As she traveled, she met many of the leading thinkers and reformers of that age - Susan B. Anthony, Amelia Bloomer, William Lloyd Garrison, Henry Ward Beecher, Thoreau and many others. She became an accomplished speaker, and one in great demand. On July 4, 1853, she was the first woman ever to give an Independence Day address - at South Butler in Wayne County. The Congregational Church there called upon her to be their pastor and on
September 15, 1853, she became the first woman in the United States to be ordained a minister. Antoinette Brown served the members of the Congregational Church of South Butler until June 1854.

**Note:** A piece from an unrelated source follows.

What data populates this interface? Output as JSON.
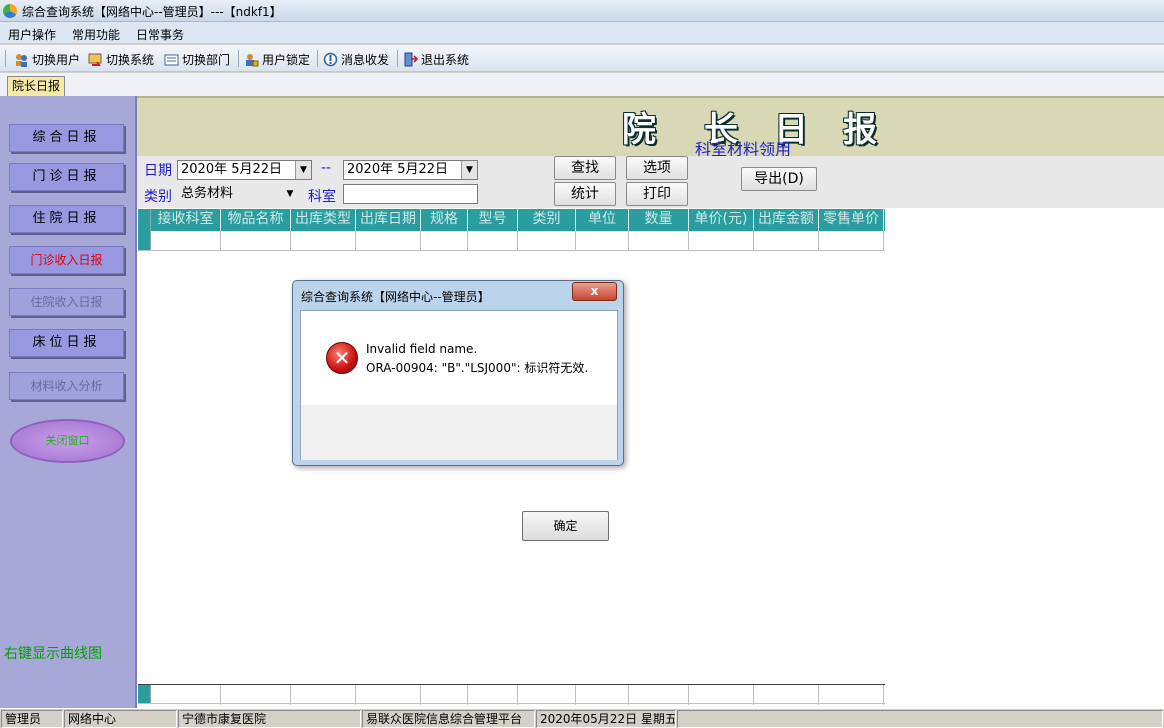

At the age of thirty, she married Samuel Blackwell, brother of Elizabeth Blackwell who was the first woman to graduate from medical school, in Geneva, New York. Antoinette had five daughters, carried on a busy schedule of lectures, wrote ten books, in addition to poems, essays and hundreds of articles. Oberlin College awarded her two honorary degrees. She preached her last sermon when she was ninety and died in her ninety-seventh year - a loved, honored and respected pioneer in women's rights who made history in South Butler.